The clustered protocadherins Pcdh alpha and Pcdh gamma form a heteromeric complex in zebrafish
- Authors
- Biswas, S., Emond, M.R., and Jontes, J.D.
- ID
- ZDB-PUB-120605-4
- Date
- 2012
- Source
- Neuroscience 219: 280-289 (Journal)
- Registered Authors
- Emond, Michelle, Jontes, James
- Keywords
- protocadherin, zebrafish, central nervous system, synapse
- MeSH Terms
-
- Animals
- Blotting, Western
- Brain/metabolism*
- Cadherins/metabolism*
- Embryo, Nonmammalian
- HEK293 Cells
- Humans
- Immunohistochemistry
- Immunoprecipitation
- Neurogenesis/physiology
- Retina/metabolism*
- Transfection
- Zebrafish/growth & development
- Zebrafish/metabolism*
- Zebrafish Proteins/metabolism*
- PubMed
- 22659564 Full text @ Neuroscience
The clustered protocadherin genes encode a diverse collection of neuronal cell surface receptors.
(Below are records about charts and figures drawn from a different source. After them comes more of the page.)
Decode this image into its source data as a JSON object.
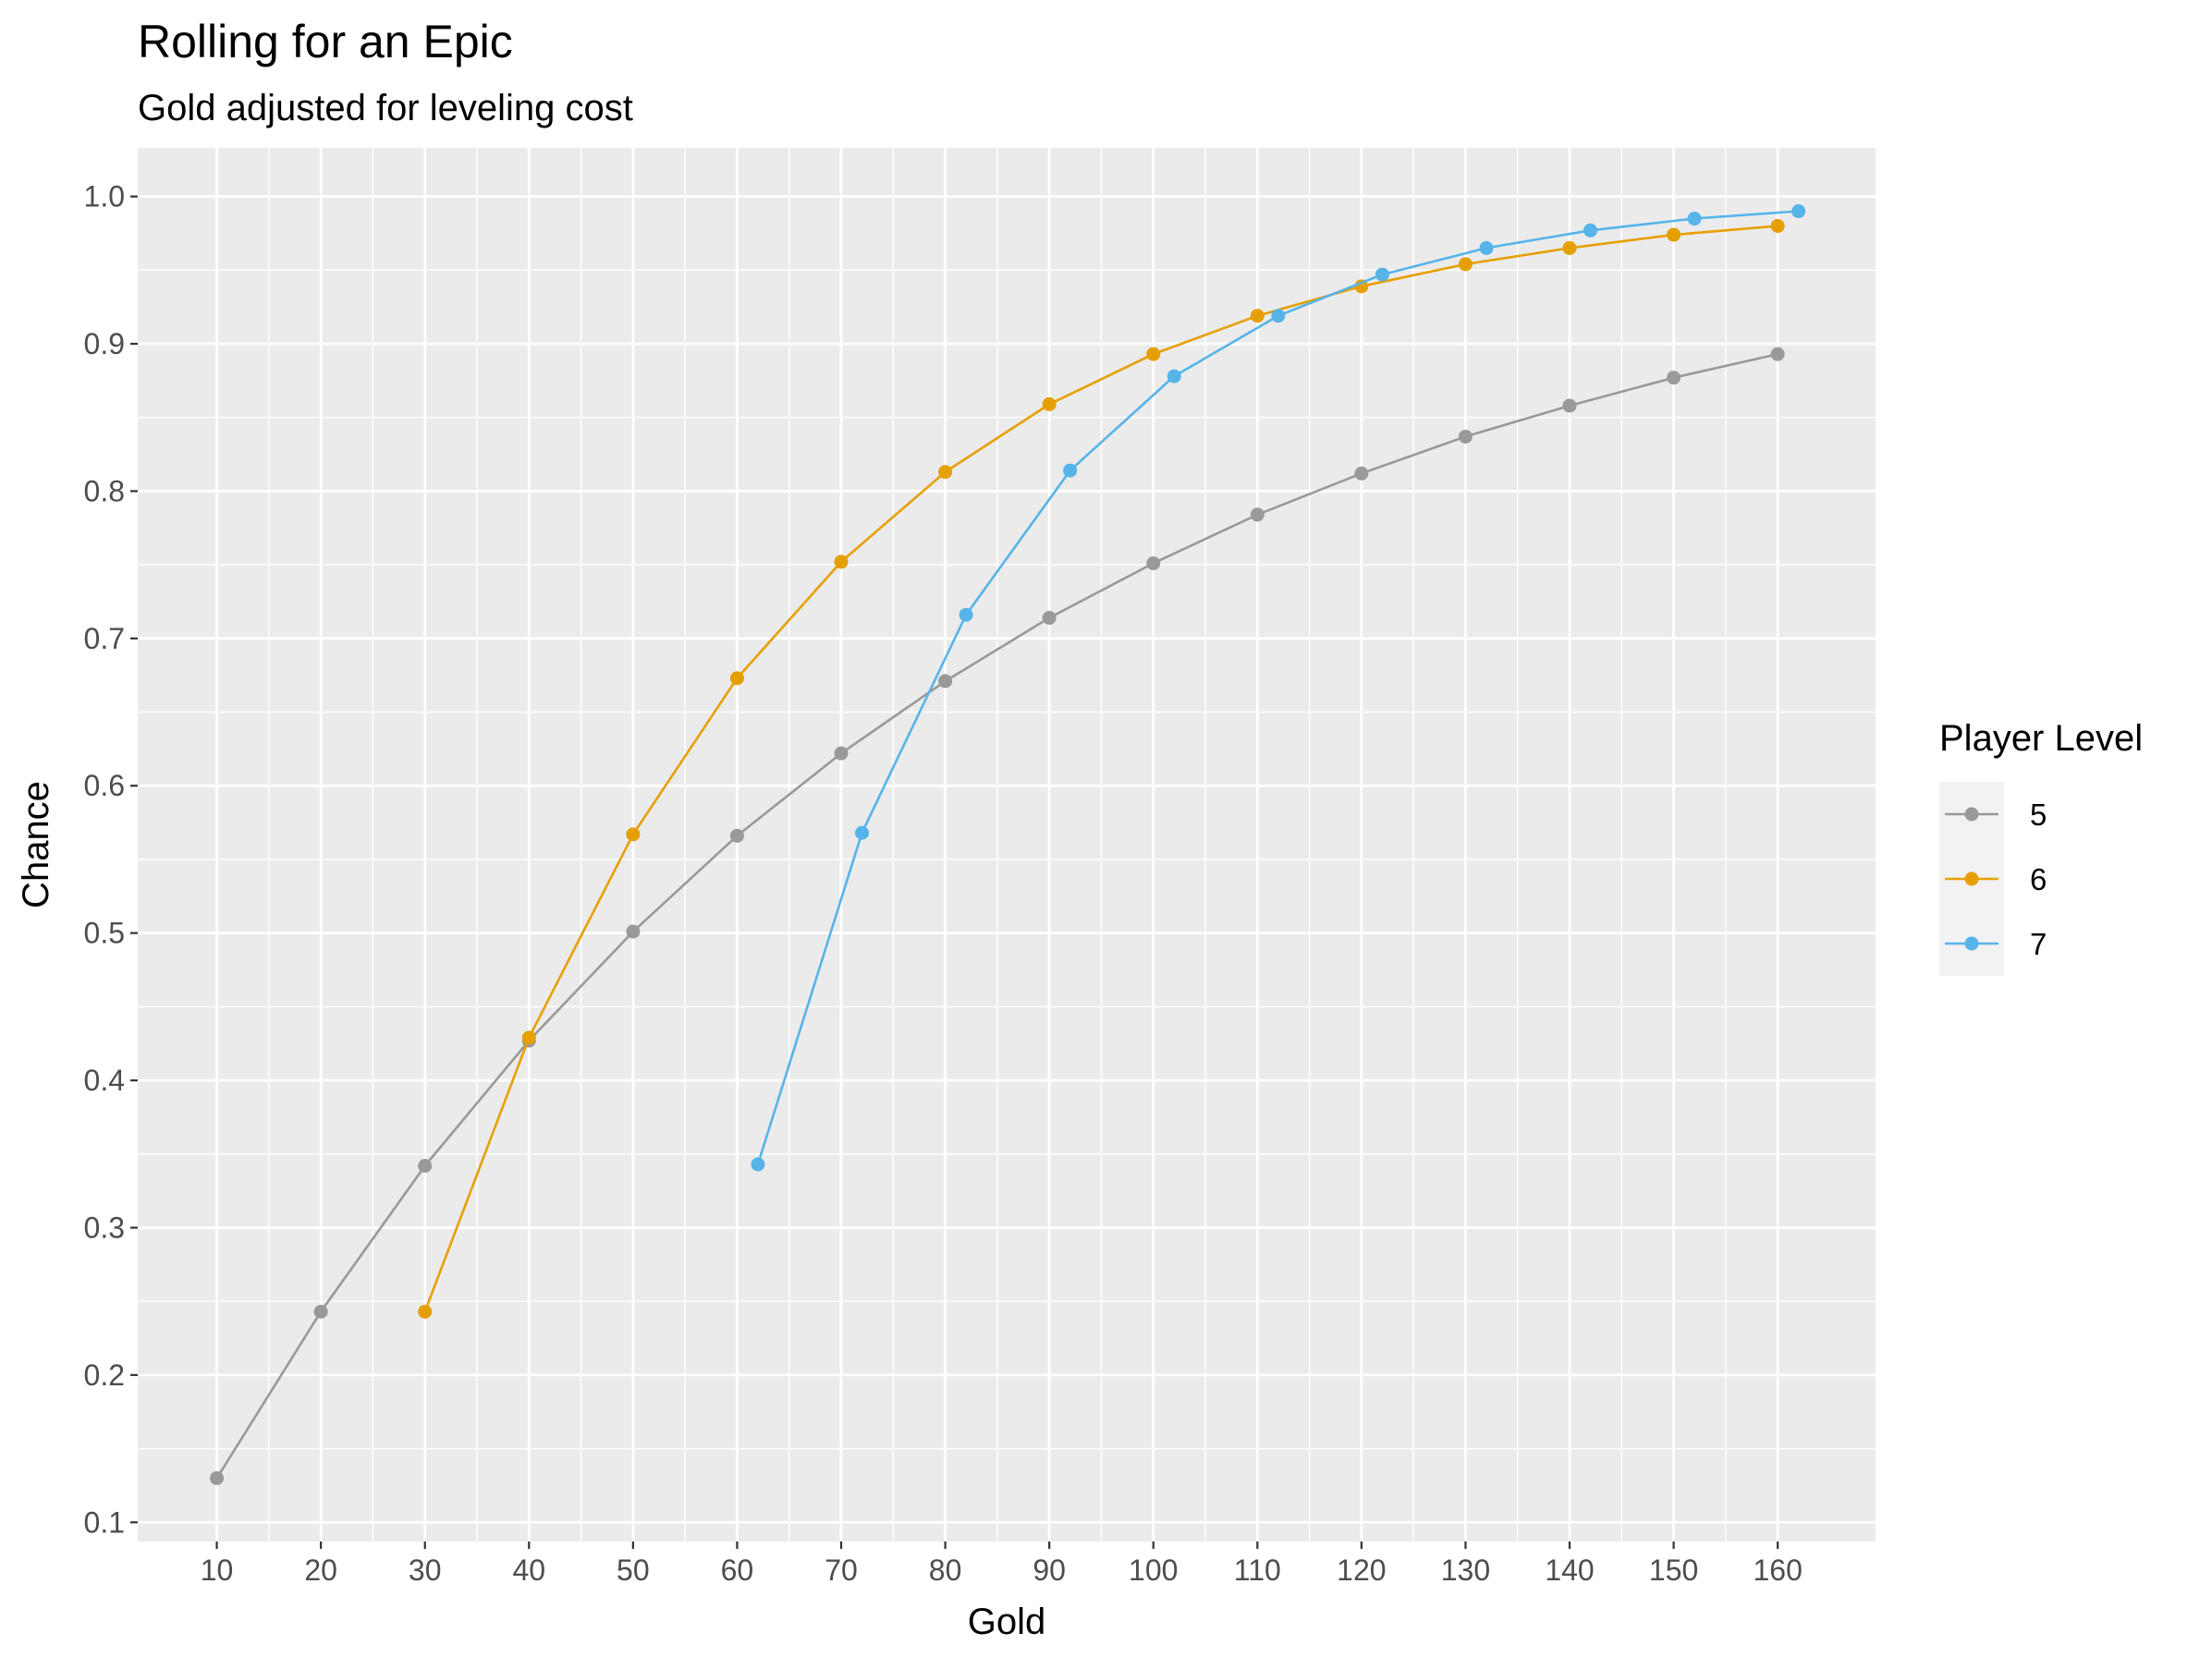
{
  "chart_data": {
    "type": "line",
    "title": "Rolling for an Epic",
    "subtitle": "Gold adjusted for leveling cost",
    "xlabel": "Gold",
    "ylabel": "Chance",
    "xlim": [
      2.4,
      169.4
    ],
    "ylim": [
      0.087,
      1.033
    ],
    "x_ticks": [
      10,
      20,
      30,
      40,
      50,
      60,
      70,
      80,
      90,
      100,
      110,
      120,
      130,
      140,
      150,
      160
    ],
    "y_ticks": [
      0.1,
      0.2,
      0.3,
      0.4,
      0.5,
      0.6,
      0.7,
      0.8,
      0.9,
      1.0
    ],
    "y_tick_labels": [
      "0.1",
      "0.2",
      "0.3",
      "0.4",
      "0.5",
      "0.6",
      "0.7",
      "0.8",
      "0.9",
      "1.0"
    ],
    "grid": true,
    "background": "#ebebeb",
    "legend": {
      "title": "Player Level",
      "placement": "right"
    },
    "series": [
      {
        "name": "5",
        "color": "#999999",
        "x": [
          10,
          20,
          30,
          40,
          50,
          60,
          70,
          80,
          90,
          100,
          110,
          120,
          130,
          140,
          150,
          160
        ],
        "y": [
          0.13,
          0.243,
          0.342,
          0.427,
          0.501,
          0.566,
          0.622,
          0.671,
          0.714,
          0.751,
          0.784,
          0.812,
          0.837,
          0.858,
          0.877,
          0.893
        ]
      },
      {
        "name": "6",
        "color": "#E69F00",
        "x": [
          30,
          40,
          50,
          60,
          70,
          80,
          90,
          100,
          110,
          120,
          130,
          140,
          150,
          160
        ],
        "y": [
          0.243,
          0.429,
          0.567,
          0.673,
          0.752,
          0.813,
          0.859,
          0.893,
          0.919,
          0.939,
          0.954,
          0.965,
          0.974,
          0.98
        ]
      },
      {
        "name": "7",
        "color": "#56B4E9",
        "x": [
          62,
          72,
          82,
          92,
          102,
          112,
          122,
          132,
          142,
          152,
          162
        ],
        "y": [
          0.343,
          0.568,
          0.716,
          0.814,
          0.878,
          0.919,
          0.947,
          0.965,
          0.977,
          0.985,
          0.99
        ]
      }
    ]
  }
}
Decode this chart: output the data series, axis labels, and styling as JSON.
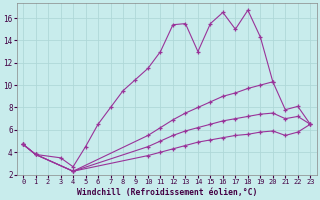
{
  "xlabel": "Windchill (Refroidissement éolien,°C)",
  "bg_color": "#c8ecec",
  "grid_color": "#afd8d8",
  "line_color": "#993399",
  "xmin": 0,
  "xmax": 23,
  "ymin": 2,
  "ymax": 17,
  "yticks": [
    2,
    4,
    6,
    8,
    10,
    12,
    14,
    16
  ],
  "xticks": [
    0,
    1,
    2,
    3,
    4,
    5,
    6,
    7,
    8,
    9,
    10,
    11,
    12,
    13,
    14,
    15,
    16,
    17,
    18,
    19,
    20,
    21,
    22,
    23
  ],
  "line_peaked_x": [
    0,
    1,
    3,
    4,
    5,
    6,
    7,
    8,
    9,
    10,
    11,
    12,
    13,
    14,
    15,
    16,
    17,
    18,
    19,
    20
  ],
  "line_peaked_y": [
    4.7,
    3.8,
    3.5,
    2.7,
    4.5,
    6.5,
    8.0,
    9.5,
    10.5,
    11.5,
    13.0,
    15.4,
    15.5,
    13.0,
    15.5,
    16.5,
    15.0,
    16.7,
    14.3,
    10.3
  ],
  "line_upper_x": [
    0,
    1,
    4,
    10,
    11,
    12,
    13,
    14,
    15,
    16,
    17,
    18,
    19,
    20,
    21,
    22,
    23
  ],
  "line_upper_y": [
    4.7,
    3.8,
    2.3,
    5.5,
    6.2,
    6.9,
    7.5,
    8.0,
    8.5,
    9.0,
    9.3,
    9.7,
    10.0,
    10.3,
    7.8,
    8.1,
    6.5
  ],
  "line_mid_x": [
    0,
    1,
    4,
    10,
    11,
    12,
    13,
    14,
    15,
    16,
    17,
    18,
    19,
    20,
    21,
    22,
    23
  ],
  "line_mid_y": [
    4.7,
    3.8,
    2.3,
    4.5,
    5.0,
    5.5,
    5.9,
    6.2,
    6.5,
    6.8,
    7.0,
    7.2,
    7.4,
    7.5,
    7.0,
    7.2,
    6.5
  ],
  "line_lower_x": [
    0,
    1,
    4,
    10,
    11,
    12,
    13,
    14,
    15,
    16,
    17,
    18,
    19,
    20,
    21,
    22,
    23
  ],
  "line_lower_y": [
    4.7,
    3.8,
    2.3,
    3.7,
    4.0,
    4.3,
    4.6,
    4.9,
    5.1,
    5.3,
    5.5,
    5.6,
    5.8,
    5.9,
    5.5,
    5.8,
    6.5
  ]
}
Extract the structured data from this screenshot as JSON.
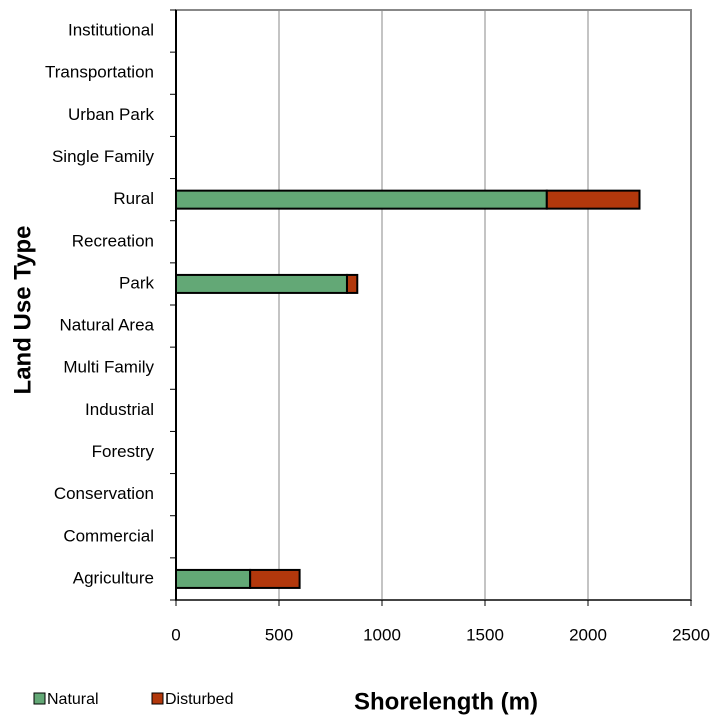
{
  "chart_data": {
    "type": "bar",
    "orientation": "horizontal",
    "stacked": true,
    "xlabel": "Shorelength (m)",
    "ylabel": "Land Use Type",
    "categories": [
      "Institutional",
      "Transportation",
      "Urban Park",
      "Single Family",
      "Rural",
      "Recreation",
      "Park",
      "Natural Area",
      "Multi Family",
      "Industrial",
      "Forestry",
      "Conservation",
      "Commercial",
      "Agriculture"
    ],
    "series": [
      {
        "name": "Natural",
        "color": "#63a876",
        "values": [
          0,
          0,
          0,
          0,
          1800,
          0,
          830,
          0,
          0,
          0,
          0,
          0,
          0,
          360
        ]
      },
      {
        "name": "Disturbed",
        "color": "#b2380c",
        "values": [
          0,
          0,
          0,
          0,
          450,
          0,
          50,
          0,
          0,
          0,
          0,
          0,
          0,
          240
        ]
      }
    ],
    "xlim": [
      0,
      2500
    ],
    "xticks": [
      0,
      500,
      1000,
      1500,
      2000,
      2500
    ],
    "grid": true,
    "legend": "bottom-left"
  }
}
These genes have been proposed to play roles in axon targeting, synaptic development and neuronal survival, although their specific cellular roles remain poorly defined. In zebrafish there are four clustered protocadherin genes, 2 pcdhα clusters and 2 pcdhγ clusters, that give rise to over 100 distinct proteins, each with a distinct ectodomain. The zebrafish is an excellent model in which to address the function of protocadherins during neural development, as the embryos are transparent, develop rapidly, and are amenable to experimental manipulation. As a first step to investigating the clustered protocadherins during zebrafish development, we have generated antibodies against the common cytodomains of zebrafish Pcdhγ. We compare the distribution of Pcdhγ with Pcdhα and find a similar pan-neuronal pattern, with strong labeling of neurons within all major regions of the central nervous system. Pcdhα and Pcdhγ are particularly enriched in the developing visual system, with strong labeling found in the synaptic layers of the retina, as well as the optic tectum. Consistent with studies in mouse, we find that Pcdhα and Pcdhγ are present in a complex, as they can be co-immunoprecipitated from zebrafish larval extracts. This interaction is direct and occurs through the ectodomains of these proteins. Using standard bead aggregation assays, we find no evidence for intrinsic adhesive ability by either Pcdhγ or Pcdhα, suggesting that they do not function as cell adhesion molecules.